Missed school days being added to year

Posted February 10, 2015 at 9:37 pm

Winter is still about one third from being over and the threat of bad weather and/or weather related illness will exist for awhile. Local school officials are hoping they won’t have to miss many more days, if any, prior to the end of the 2014-15 school year.

However, with the days already missed, the calendar has already been extended a few days into the month of May and is expected to be amended at the next regular meeting of the board of education next Monday, according to Director of Pupil Personnel Julie York.

As of early this week, a total of six class days had been missed in Clinton County–for three different and varied reasons–but with the inclusion of some days becoming class days and the fact the district had two optional days in which it is not mandatory to make up, if no more school is missed the rest of the year, only three days would be added for students in the spring, from the initial May 18 last day for students to May 21.

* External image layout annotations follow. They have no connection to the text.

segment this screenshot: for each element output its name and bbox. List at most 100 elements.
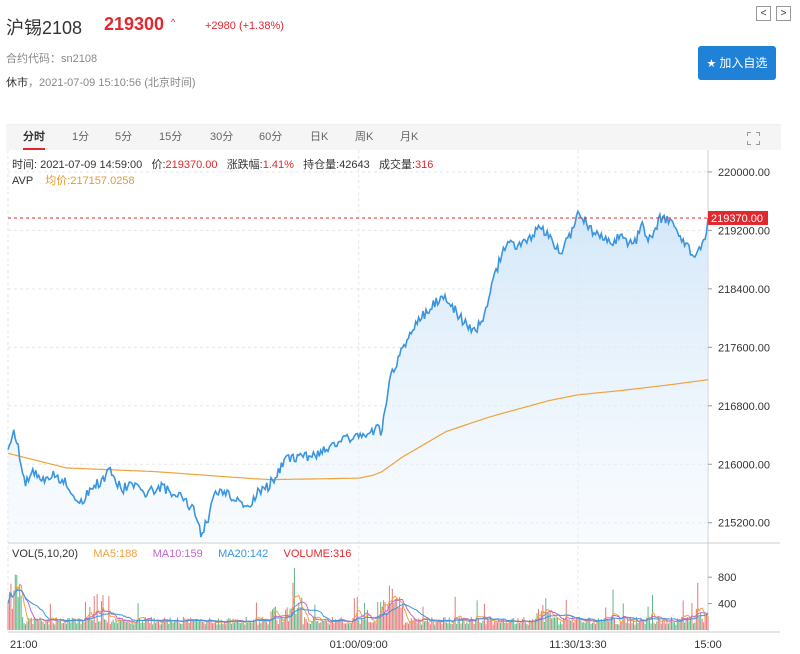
price-label: 价: — [151, 159, 166, 171]
volume-bar — [632, 619, 634, 630]
volume-bar — [222, 624, 224, 630]
volume-bar — [469, 619, 471, 630]
next-arrow-button[interactable]: > — [776, 6, 791, 21]
volume-bar — [25, 624, 27, 630]
volume-bar — [73, 618, 75, 630]
volume-bar — [688, 621, 690, 630]
volume-bar — [197, 621, 199, 630]
volume-bar — [649, 619, 651, 630]
fullscreen-icon[interactable] — [747, 132, 760, 145]
volume-bar — [574, 619, 576, 630]
prev-arrow-button[interactable]: < — [756, 6, 771, 21]
volume-bar — [583, 621, 585, 630]
volume-bar — [239, 623, 241, 630]
tab-daily[interactable]: 日K — [310, 131, 329, 143]
volume-bar — [301, 597, 303, 630]
volume-bar — [190, 617, 192, 630]
volume-bar — [128, 622, 130, 630]
volume-bar — [518, 622, 520, 630]
tab-5min[interactable]: 5分 — [115, 131, 133, 143]
volume-bar — [618, 624, 620, 630]
volume-bar — [695, 608, 697, 630]
volume-bar — [350, 624, 352, 630]
price-tick-label: 218400.00 — [718, 284, 770, 296]
volume-bar — [635, 617, 637, 630]
tab-60min[interactable]: 60分 — [259, 131, 283, 143]
volume-bar — [453, 621, 455, 630]
volume-bar — [244, 624, 246, 630]
volume-bar — [326, 621, 328, 630]
volume-bar — [185, 619, 187, 630]
tab-1min[interactable]: 1分 — [72, 131, 90, 143]
volume-bar — [143, 622, 145, 630]
volume-bar — [485, 624, 487, 630]
volume-bar — [280, 617, 282, 630]
volume-bar — [291, 608, 293, 630]
volume-bar — [366, 609, 369, 630]
volume-bar — [482, 620, 484, 630]
volume-bar — [571, 618, 573, 630]
volume-bar — [573, 622, 575, 630]
volume-bar — [55, 618, 57, 630]
volume-bar — [666, 618, 668, 630]
volume-bar — [406, 622, 408, 630]
volume-bar — [209, 617, 211, 630]
volume-bar — [383, 600, 385, 630]
volume-bar — [48, 624, 50, 630]
volume-bar — [456, 623, 458, 630]
volume-bar — [508, 622, 510, 630]
volume-bar — [352, 618, 354, 630]
volume-bar — [505, 622, 507, 630]
volume-bar — [679, 621, 681, 630]
volume-bar — [131, 622, 133, 630]
volume-bar — [475, 620, 477, 630]
volume-bar — [549, 610, 551, 630]
volume-bar — [581, 622, 583, 630]
volume-bar — [305, 619, 307, 630]
volume-bar — [437, 622, 439, 630]
volume-bar — [163, 617, 165, 630]
tab-intraday[interactable]: 分时 — [23, 125, 45, 150]
volume-bar — [555, 618, 557, 630]
volume-bar — [174, 621, 176, 630]
tab-weekly[interactable]: 周K — [355, 131, 374, 143]
volume-bar — [248, 621, 250, 630]
volume-bar — [701, 618, 703, 630]
volume-bar — [223, 622, 225, 630]
volume-bar — [51, 620, 53, 630]
volume-bar — [616, 624, 618, 630]
volume-bar — [423, 621, 425, 630]
add-watchlist-button[interactable]: ★ 加入自选 — [698, 46, 776, 80]
volume-bar — [61, 623, 63, 630]
volume-bar — [480, 623, 482, 630]
volume-tick-label: 800 — [718, 572, 736, 584]
chart-axes: 219370.00 220000.00 219200.00 218400.00 2176… — [10, 167, 770, 651]
volume-bar — [670, 617, 672, 630]
volume-bar — [39, 617, 41, 630]
volume-bar — [201, 621, 203, 630]
volume-bar — [263, 621, 265, 630]
tab-15min[interactable]: 15分 — [159, 131, 183, 143]
tab-30min[interactable]: 30分 — [210, 131, 234, 143]
volume-bar — [593, 619, 595, 630]
change-pct-label: 涨跌幅: — [226, 159, 263, 171]
volume-bar — [158, 621, 160, 630]
volume-bar — [564, 619, 566, 630]
volume-bar — [535, 618, 537, 630]
volume-bar — [84, 601, 86, 630]
volume-bar — [529, 619, 531, 630]
volume-bar — [242, 622, 244, 630]
volume-bar — [103, 619, 105, 630]
volume-bar — [359, 623, 361, 630]
tab-monthly[interactable]: 月K — [400, 131, 419, 143]
volume-bar — [92, 620, 94, 630]
volume-bar — [140, 623, 142, 630]
volume-bar — [67, 618, 69, 630]
volume-bar — [419, 620, 421, 630]
volume-bar — [177, 617, 179, 630]
volume-bar — [16, 575, 18, 630]
volume-bar — [432, 621, 434, 630]
volume-bar — [238, 622, 240, 630]
volume-bar — [479, 622, 481, 630]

The six days that classes have been dismissed so far include one day back in September when an early morning bomb threat prompted schools not to open at all that day.

Three days have been missed due to weather, or snow days, and two additional days were missed in late January due to the CCHS Lady Bulldogs’ participation in the All “A” State Tournament.

Two of the make-up days will be made up during the remainder of the school year starting this month as students will attend class on Monday and Tuesday, February 16 and 17. Those days had originally been non-class days for President’s Day and a teacher professional day.

York said the school calendar called for 172 student instructional days, but only 170 are mandatory, so the district had “two days to play with,” leaving only a couple to make up. With one day in the mix being an election day when there is no school in Kentucky, that day and the remaining two days will be added to the calendar at this point.

York emphasized that this new “revised” amended version of the school calendar, if approved by the board next week, would only be tentative, since there is still over three months until the end of school and many things could take place to cause classes to be cancelled later. Should that occur, the calendar would once again have to be revised.